Picard is written and built on hatred. Picard must be torn down, the Federation must be a failure, and Data must die because Patrick Stewart is angry about politics. Q can't crack jokes and must be on a deadly suicide mission because fascism/immigration/climate change isn't funny and the audience must take this all very seriously. Season three will no doubt also be dour and humorless because it will be their journey forward to fix the Federation and whatever else, and this solemn duty is something that cannot be made light of. Because it's written out of hatred, there's no love to spare on the franchise it's using, and no love to be had for it. It will never be looked on in a brighter light or have people come back in 2045 and say 'actually I think it was pretty neat' because it actively shuns being Star Trek, and any nostalgia bait is only brought in to be used to amplify the hatred Patrick feels.

Discovery I don't think is quite so fundamentally bad, but its problem is that the writing team keeps changing and things keep getting swapped around so abruptly that nothing makes sense, and not even on review can it even possibly make sense. You could salvage having a mary sue character who is Spock's sister and their parents' favorite, but you can't salvage the way season 1 was written to be a one-off, or the way season 2 changed the answer to its mystery 2 or 3 times midway through the season. It's basically just letting unskilled fanfic writers make a series by using their unedited fanfiction.

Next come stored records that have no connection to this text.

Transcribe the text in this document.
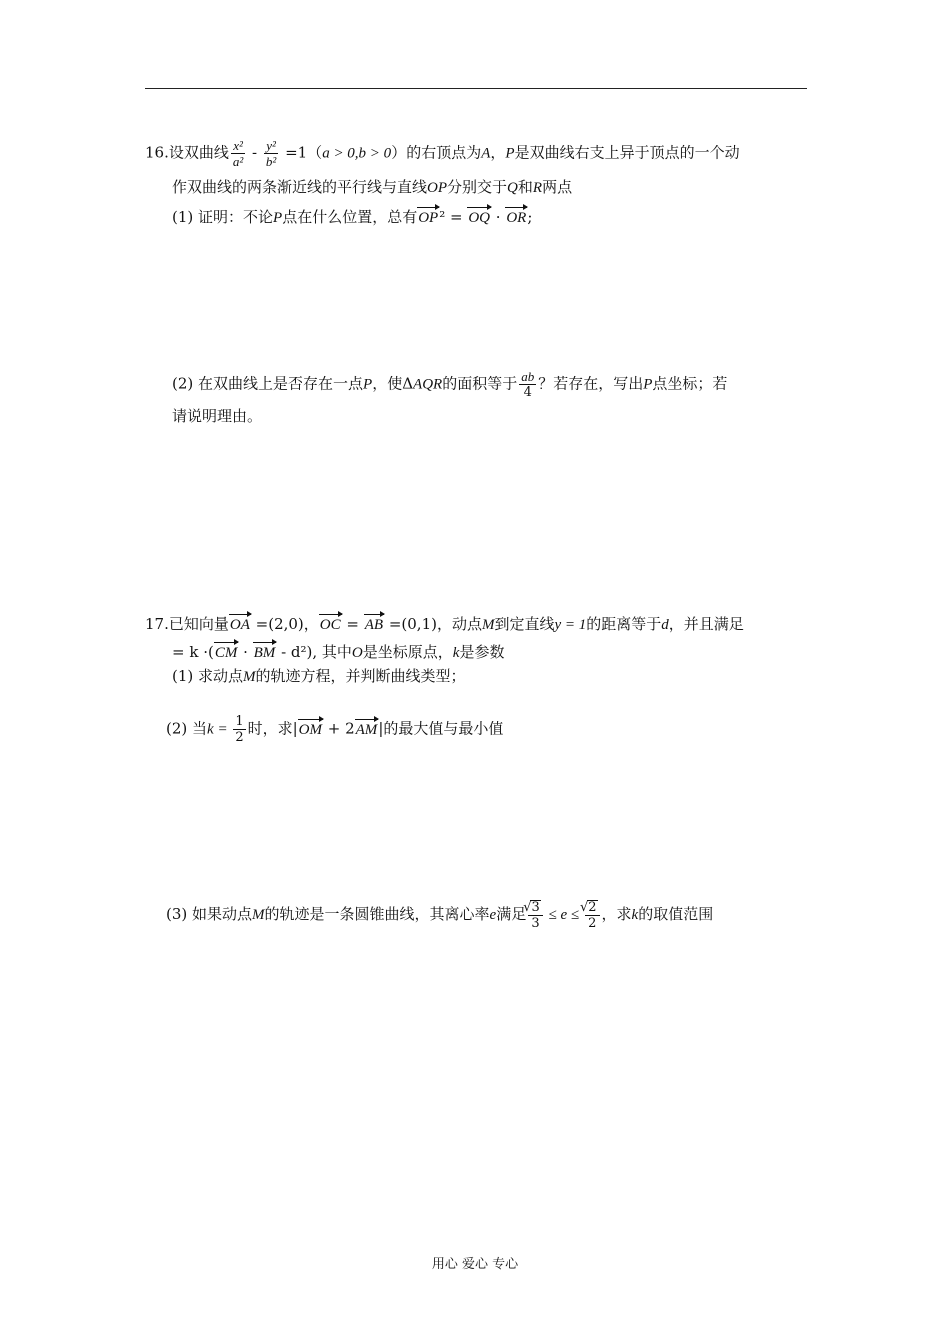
16.设双曲线 $\frac{\text{x²}}{\text{a²}} - \frac{\text{y²}}{\text{b²}} =1(a > 0,b > 0)$的右顶点为A，P是双曲线右支上异于顶点的一个动
作双曲线的两条渐近线的平行线与直线OP分别交于Q和R两点
(1) 证明：不论P点在什么位置，总有OP² = OQ · OR;
(2) 在双曲线上是否存在一点P，使ΔAQR的面积等于 $\frac{ab}{4}$ ？若存在，写出P点坐标；若
请说明理由。
17.已知向量OA =(2,0)，OC = AB =(0,1)，动点M到定直线y = 1的距离等于d，并且满足
= k ·(CM · BM - d²), 其中O是坐标原点，k是参数
(1) 求动点M的轨迹方程，并判断曲线类型；
(2) 当$k = \frac{1}{2}$ 时，求|OM + 2AM|的最大值与最小值
(3) 如果动点M的轨迹是一条圆锥曲线，其离心率e满足 √ $\frac{3}{3} \le e$ ≤ √ $\frac{2}{2}$ ，求k的取值范围
用心 爱心 专心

If anything, I think Lower Decks is actually the best of NuTrek, because it relies on the audience knowing and loving TNG era Star Trek, and doesn't insult or punish the audience for it. It's also the only show that maintains the visual look and feel of Star Trek, because it's set during TNG and has no excuse to use the gritty dark palette that Enterprise started. It's possible Strange New Worlds will be the first real Star Trek in a long time if it lives up to its promises, but it is still going to suffer from what Enterprise suffered from, because despite the name, there's just not many new worlds to explore pre-Kirk anymore. Which is a shame, because instead of realizing the actual root of the problem when Discovery and SNW both inevitably collapse, what execs will probably instead see is "Star Trek just still isn't profitable anymore"

Also if that one response post I saw to Picard's newest episode is accurate:
I hope that if the Borg Queen really did agree to 'only assimilate people when it's to their benefit' they go to the future and find that literally nothing has changed, because the Borg have always believed they're doing good. If you think the Borg are somehow maliciously committing conquest on the universe you don't understand the Borg at all. They believe they are pursuing perfection and the only way to do so is to gather all of the good and all of the potential of every other culture and put it together, and so by adding you to the collective they are bringing you with them on their quest to perfection. It's impossible for the Borg to do what Murderer Lady is suggesting and not eventually end up the way they are now.

But this is from the same show that unironically thought you could be sad about being assimilated while part of the collective, and could thus somehow be so sad about it that you cause the collective to crash. But only a small section of it, because not only do drones actually have individuality but their cubes do, too. So I might hope, but I don't believe.